Helen, más calmada, levantó el cuchillo y se lo enseñó.

Dio la impresión de que exhalaba un largo suspiro, mezclado con una sonrisa. Vi entonces hasta qué punto se habían alargado sus dientes, como los de un perro, y que la comisura de su labio estaba en carne viva. Las lágrimas resbalaron por sus mejillas amoratadas.

—Paul, amigo mío…

—¿Dónde está? ¿Dónde está la biblioteca?

Mi tono era perentorio, pero Rossi no podía hablar.

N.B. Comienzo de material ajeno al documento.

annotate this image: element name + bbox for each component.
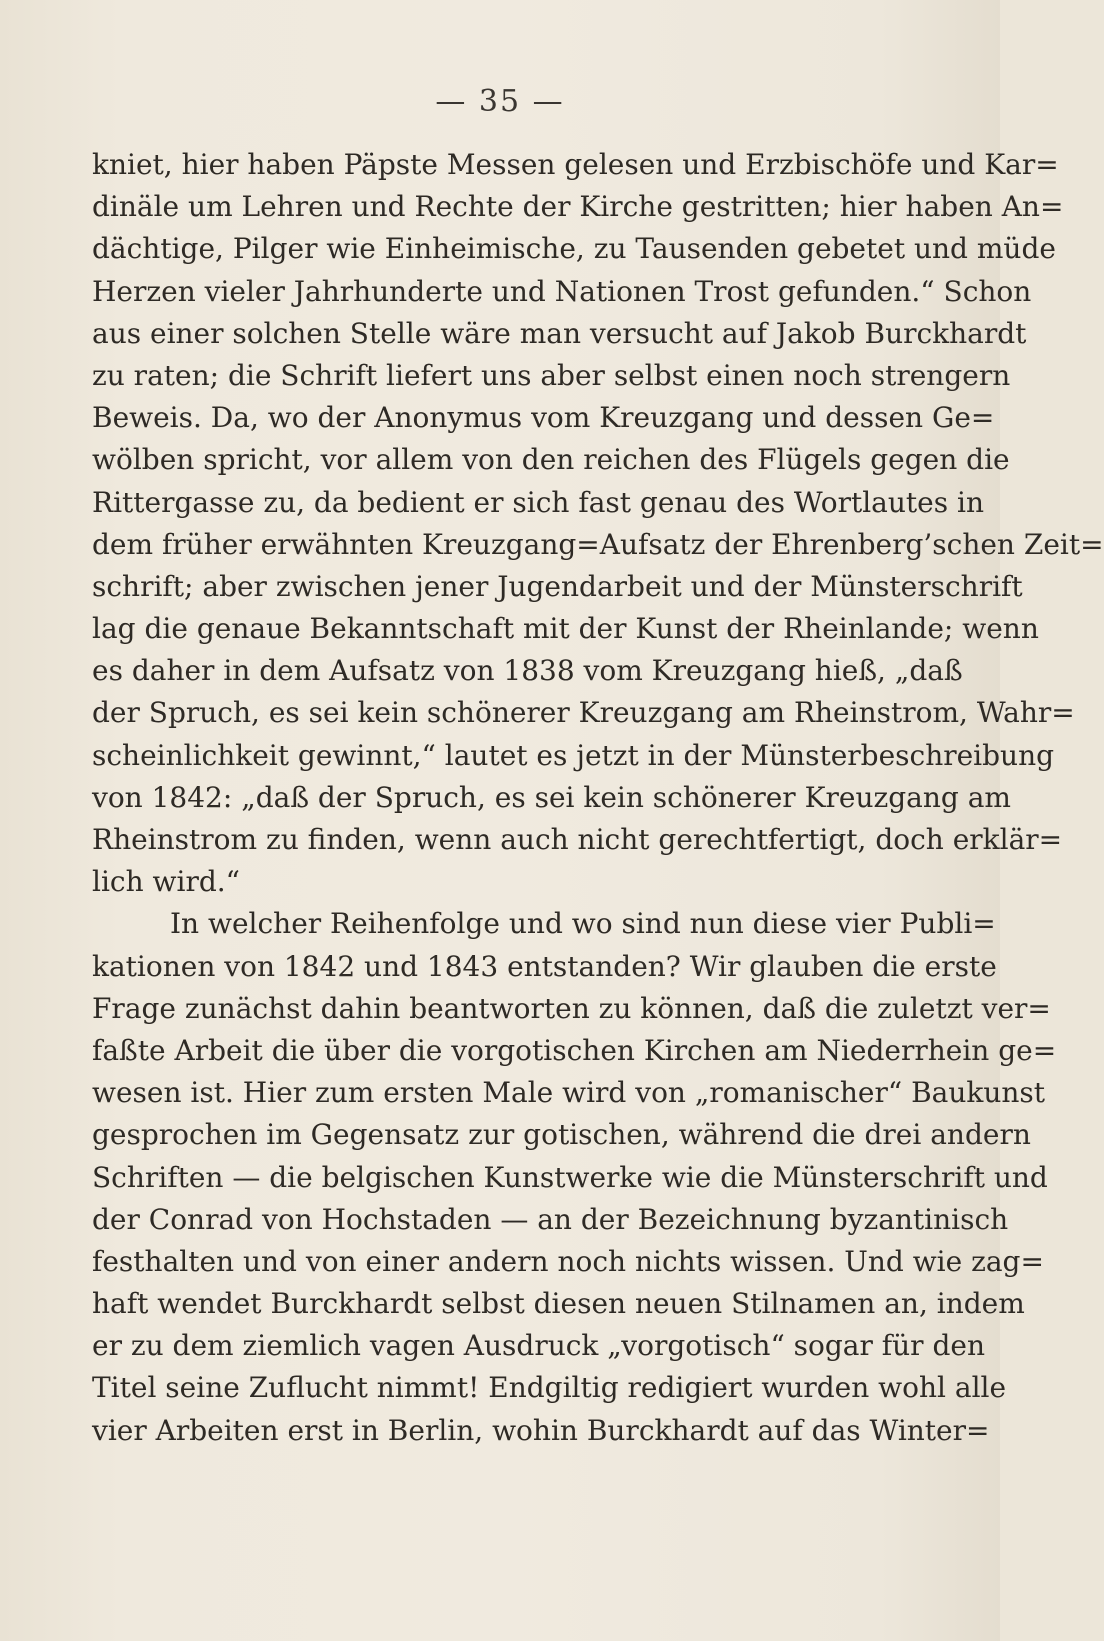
text-line: haft wendet Burckhardt selbst diesen neuen Stilnamen an, indem xyxy=(92,1287,1025,1321)
text-line: es daher in dem Aufsatz von 1838 vom Kreuzgang hieß, „daß xyxy=(92,654,963,688)
text-line: Beweis. Da, wo der Anonymus vom Kreuzgang und dessen Ge= xyxy=(92,401,995,435)
text-line: dem früher erwähnten Kreuzgang=Aufsatz der Ehrenberg’schen Zeit= xyxy=(92,527,1104,561)
text-line: dächtige, Pilger wie Einheimische, zu Tausenden gebetet und müde xyxy=(92,232,1056,266)
text-line: scheinlichkeit gewinnt,“ lautet es jetzt in der Münsterbeschreibung xyxy=(92,738,1055,772)
page-number: — 35 — xyxy=(435,84,565,119)
text-line: Rittergasse zu, da bedient er sich fast genau des Wortlautes in xyxy=(92,485,984,519)
text-line: wölben spricht, vor allem von den reichen des Flügels gegen die xyxy=(92,443,1010,477)
text-line: Herzen vieler Jahrhunderte und Nationen Trost gefunden.“ Schon xyxy=(92,274,1032,308)
text-line: vier Arbeiten erst in Berlin, wohin Burckhardt auf das Winter= xyxy=(92,1413,990,1447)
text-line: Rheinstrom zu finden, wenn auch nicht gerechtfertigt, doch erklär= xyxy=(92,823,1063,856)
text-line: faßte Arbeit die über die vorgotischen Kirchen am Niederrhein ge= xyxy=(92,1033,1057,1067)
text-line: zu raten; die Schrift liefert uns aber selbst einen noch strengern xyxy=(92,358,1011,392)
text-line: Schriften — die belgischen Kunstwerke wie die Münsterschrift und xyxy=(92,1160,1048,1194)
text-line: schrift; aber zwischen jener Jugendarbeit und der Münsterschrift xyxy=(92,569,1023,603)
text-line: der Conrad von Hochstaden — an der Bezeichnung byzantinisch xyxy=(92,1202,1009,1236)
text-line: kationen von 1842 und 1843 entstanden? Wir glauben die erste xyxy=(92,949,997,983)
body-text xyxy=(92,144,1104,1452)
text-line: er zu dem ziemlich vagen Ausdruck „vorgotisch“ sogar für den xyxy=(92,1329,985,1363)
text-line: lag die genaue Bekanntschaft mit der Kunst der Rheinlande; wenn xyxy=(92,612,1039,646)
paragraph-first-line: In welcher Reihenfolge und wo sind nun diese vier Publi= xyxy=(170,907,996,941)
text-line: lich wird.“ xyxy=(92,865,240,899)
text-line: von 1842: „daß der Spruch, es sei kein schönerer Kreuzgang am xyxy=(92,780,1011,814)
text-line: Titel seine Zuflucht nimmt! Endgiltig redigiert wurden wohl alle xyxy=(92,1371,1007,1405)
text-line: aus einer solchen Stelle wäre man versucht auf Jakob Burckhardt xyxy=(92,316,1027,350)
text-line: festhalten und von einer andern noch nichts wissen. Und wie zag= xyxy=(92,1244,1044,1278)
text-line: Frage zunächst dahin beantworten zu können, daß die zuletzt ver= xyxy=(92,991,1051,1025)
text-line: der Spruch, es sei kein schönerer Kreuzgang am Rheinstrom, Wahr= xyxy=(92,696,1075,730)
text-line: wesen ist. Hier zum ersten Male wird von „romanischer“ Baukunst xyxy=(92,1076,1046,1110)
text-line: dinäle um Lehren und Rechte der Kirche gestritten; hier haben An= xyxy=(92,190,1064,224)
text-line: kniet, hier haben Päpste Messen gelesen und Erzbischöfe und Kar= xyxy=(92,148,1059,181)
text-line: gesprochen im Gegensatz zur gotischen, während die drei andern xyxy=(92,1118,1031,1152)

Helen hizo un veloz ademán, y yo comprendí, y agarré una piedra del borde del suelo. Me costó un largo momento aflojarla, y en aquel instante temí haber oído un movimiento arriba, en la iglesia. Helen desabotonó la camisa de Rossi y la abrió con delicadeza. Luego apoyó la punta del cuchillo de Turgut sobre su corazón.

Rossi clavó una mirada confiada en nosotros, con ojos como los de un niño, y después los cerró. Al instante, hice acopio de fuerzas y golpeé el pomo del cuchillo con aquella piedra antigua, una piedra colocada en ese lugar por algún monje anónimo, un campesino contratado o algún ciudadano desaparecido del siglo XII o XIII. Era probable que aquella piedra hubiera permanecido inmóvil durante siglos, pisada por los monjes que llevaban huesos al osario o transportaban vino al sótano. Aquella piedra no se había movido cuando el cadáver de un matador de turcos extranjero fue transportado en secreto allí y fue escondido en una tumba recién excavada en el suelo, ni cuando los monjes valacos celebraban una misa hereje sobre ella, ni cuando la policía otomana fue allí a buscar en vano su cuerpo, ni cuando los jinetes otomanos entraron en la iglesia con sus antorchas, ni cuando una nueva iglesia se alzó encima, ni cuando los huesos de Sveti Petko fueron conducidos al relicario para descansar cerca de ella, ni cuando los peregrinos se arrodillaban para recibir la bendición del mártir. Había descansado allí durante todos aquellos siglos hasta que yo la extraje bruscamente y le di un nuevo uso, y eso es todo cuanto puedo escribir al respecto.